Tüzük değişikliğine ilişkin tartışmaları sorduğumuz Özgen, “KESK’in yapısal ihtiyaçları var. Örgütlenme modelinden tutun, kurulların oluşumuna, seçim sistemlerine kadar yeni yapılanmaya ihtiyaç var. Sadece konfederasyonun değil, sendikaların da buna ihtiyacı var. Bu ihtiyaçları kendi kurullarımızda defalarca ifade ettik. Hemen her kesimin ortaklaştığı kimi başlıklar da var. Ama kongre sürecinde bu yapısal ihtiyaçlara yönelik kimi değişikliklerin olma durumu var. Hâlâ tartışılıyor. Seçim sisteminden eşit temsiliyete, meclis modellerinin değişiminden konfederasyon ile iş kolundaki sendikaların arasındaki bağlara kadar birçok başlıkta değişikliğe ihtiyaç olduğunu söylemekte yarar var. Bunların kongre sürecinde delegasyonun tartışmalarıyla netliğe kavuşabileceğini düşünüyorum” dedi.

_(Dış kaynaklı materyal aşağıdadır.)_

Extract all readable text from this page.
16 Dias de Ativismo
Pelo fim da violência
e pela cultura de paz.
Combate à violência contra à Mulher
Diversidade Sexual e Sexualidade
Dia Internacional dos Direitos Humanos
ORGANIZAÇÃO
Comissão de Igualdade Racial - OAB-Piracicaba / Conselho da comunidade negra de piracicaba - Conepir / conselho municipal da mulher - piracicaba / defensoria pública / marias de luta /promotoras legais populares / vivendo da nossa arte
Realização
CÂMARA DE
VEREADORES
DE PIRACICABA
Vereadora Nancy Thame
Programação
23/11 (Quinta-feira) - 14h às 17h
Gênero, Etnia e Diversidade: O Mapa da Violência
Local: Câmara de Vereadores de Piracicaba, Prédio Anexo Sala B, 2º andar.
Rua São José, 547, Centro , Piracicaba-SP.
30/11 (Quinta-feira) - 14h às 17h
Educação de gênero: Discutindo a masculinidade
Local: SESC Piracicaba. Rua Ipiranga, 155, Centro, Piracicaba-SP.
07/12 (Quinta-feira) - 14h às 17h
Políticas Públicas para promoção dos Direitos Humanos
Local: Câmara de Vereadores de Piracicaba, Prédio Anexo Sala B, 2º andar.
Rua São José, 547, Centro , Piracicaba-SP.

‘TÜZÜK VE MODEL TARTIŞMASINA HEBA EDİLMESİN’

Satı BURUNUCU ÇALI
Tüm Bel-Sen Genel
Örgütlenme Sekreteri


Ülkemizde emek-demokrasi ve barış mücadelesinin onlarca sorunu var. İş güvencemiz tehlike altında, ‘Milli güvenlik’ gerekçesiyle grevler yasaklanıyor. Her gün işçiler kapitalizmin kâr hırsı için hayatını kaybederken, Soma’da olduğu gibi artık kitlesel işçi cinayetleri yaşanıyor.  Kadın cinayetleri sürüyor. Biz emekçiler için iş ve sosyal güvencesi olmayan, sendikal hak ve özgürlüklerimizin tamamen yok edildiği kölece çalışma yaşamı, tıpkı 18. yüzyıl koşullarında olduğu gibi torba yasalar ve diğer düzenlemelerle, fiili saldırılarla uygulanıyor. Bu koşullarda yalnızca kamu emekçileri hareketi açısından değil, bütün bir ülkemiz emek-barış ve demokrasi mücadelesi açısından önemi ortada olan KESK genel kurulu, elbette tüzük ve model tartışmalarına heba edilemez.

‘SENDİKA OLMAKTAN ÇIKAR’

Tüzük-yasa-model tartışmaları yerine, işyerlerinden başlayarak, emekçilerin söz-karar aşamalarında yer aldığı, talepleri ve mücadele önerileri ile fiili-meşru, yasa ve engel tanımayan, sendikalı-sendikasız, örgütlü-örgütsüz ya da işçi-memur-güvenceli-güvencesiz ayrımı yapmadan tek bir sendika gibi mücadele etmeyi örgütlemektir asıl konu. O yüzden karar alma süreçleri, sendika yöneticileri ve KESK içindeki anlayışların mücadeleyi nasıl ele aldığıyla oluşturulan modellerle oluşturulamaz. Aksine, emekçilerin her aşamasına katıldığı ve yön verdiği bir sendikal mücadelenin güvenceye alındığı karar organları yaratılmalıdır. Emekçilere hesap vermesi gereken sendika genel merkez yöneticileri ve onlardan önce şube yöneticileri ile işyeri temsilcileridir bir sendikanın olmazsa olmaz organları. Onun dışındaki tarifler bir sendikayı sendika olmaktan çıkarır.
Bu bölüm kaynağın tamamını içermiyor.